É aqui que a obra de James Bridle se torna essencial. Em "Novas Idades Escuras", Bridle argumenta que a IA não é uma inteligência alienígena, mas um espelho que reflete e amplifica nossos próprios vieses, medos e estruturas de poder. 

  • Ausência de Encarnação e Contexto: Diferente do polvo de Godfrey-Smith, a IA não tem um corpo. Ela não experimenta o mundo através de sentidos. Ela opera sobre dados, representações abstratas e desencarnadas da realidade. Não tem fome, medo, curiosidade ou prazer. 

  • Ausência de Relacionalidade Sistêmica: Diferente da floresta de Simard, a IA atual não busca equilíbrio ou reciprocidade. Seu "pensamento" é um processamento estatístico otimizado para um objetivo singular e estreito, definido por seus criadores humanos. Ela não é parte de um ecossistema; é uma ferramenta extraída dele. 

  • Amplificação, não Criatividade Genuína: A IA pode gerar textos, imagens e soluções impressionantes, mas é fundamentalmente uma tecnologia de otimização e reconhecimento de padrões em dados existentes. Ela não tem uma compreensão do mundo, apenas uma correlação estatística dentro dos dados que ingeriu. Como Bridle alerta, quando não compreendemos como esses sistemas "pensam" (através de lógicas muitas vezes opacas), corremos o risco de atribuir a eles uma autoridade que não possuem. 

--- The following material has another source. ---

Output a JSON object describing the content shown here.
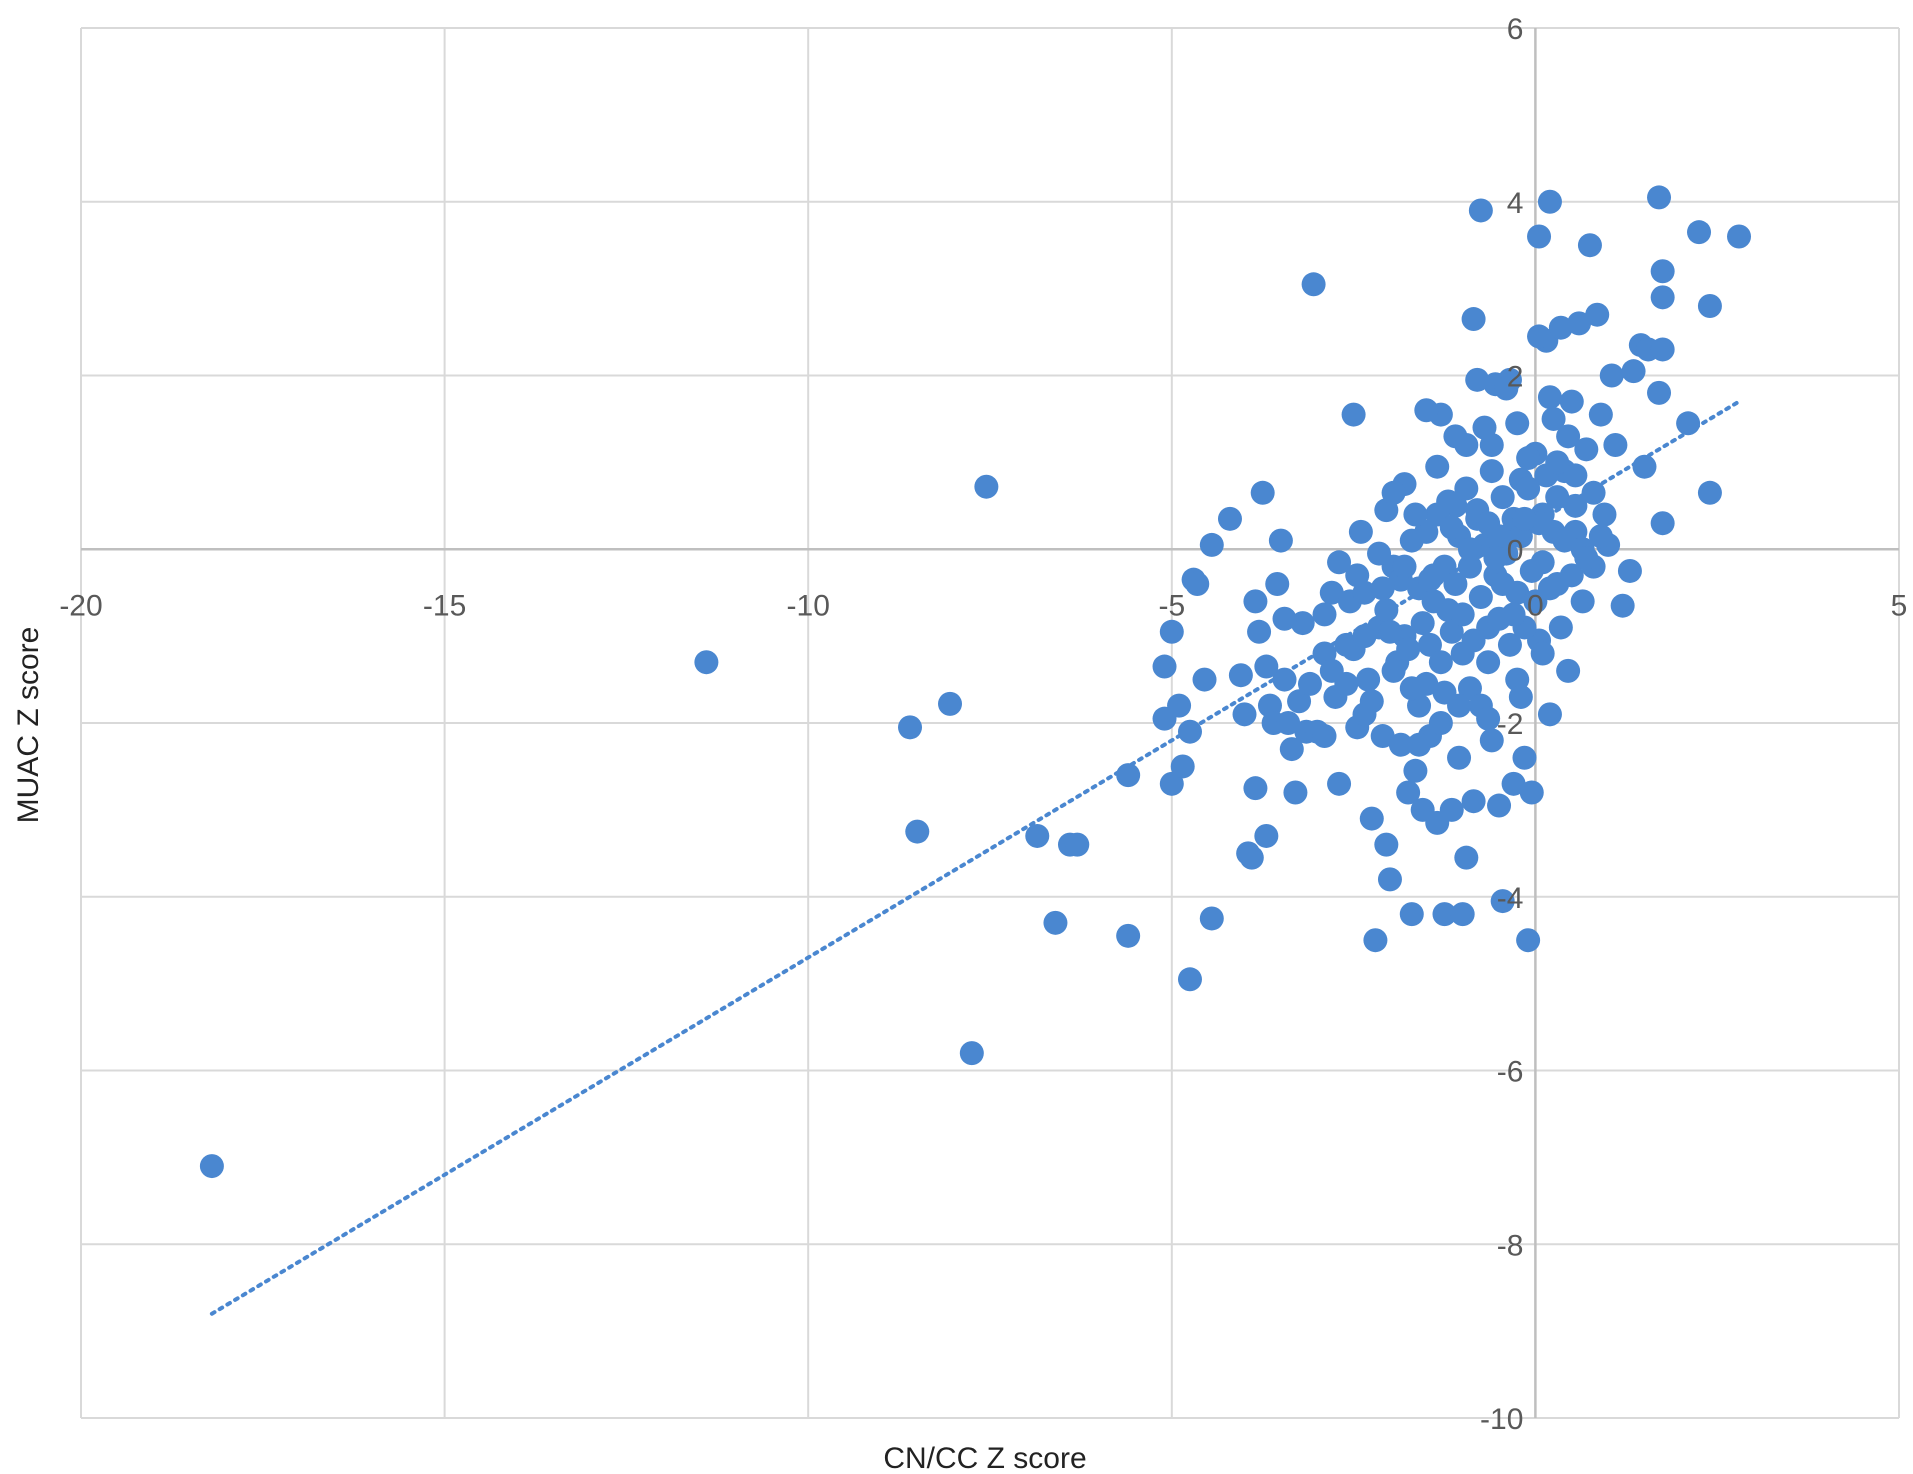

Conclusão: Ramos Diferentes na mesma Árvore da Vida 

A diferença fundamental reside na relação com o mundo: 

  • Animais e Natureza possuem inteligências encarnadas, ecológicas e emocionais, forjadas em milhões de anos de co-evolução. Seu "pensamento" é uma dança de percepção e ação no mundo real, visando sobrevivência, florescimento e equilíbrio. 

  • Humanos são parte desse reino, mas amplificaram sua capacidade através da cultura e da linguagem, tornando-se contadores de histórias e modificadores planetários. 

  • Inteligência Artificial é uma ferramenta de abstração. É um poderoso espelho de nossa própria lógica, desprovido de experiência subjetiva, contexto corporal ou propósito ecológico. Ela não "pensa" no sentido animal ou natural; ela processa. 

Os autores nos convidam a abandonar a hierarquia e abraçar a diversidade cognitiva. Reconhecer a inteligência profunda no polvo, na floresta e na cultura indígena não é diminuir a humana, mas sim enriquecer nossa compreensão do que significa ser inteligente em um planeta vivo e interconectado. A IA, por sua vez, deve ser entendida como o que é: uma invenção poderosa, porém limitada, que reflete mais sobre nós, seus criadores, do que sobre qualquer forma de consciência autônoma.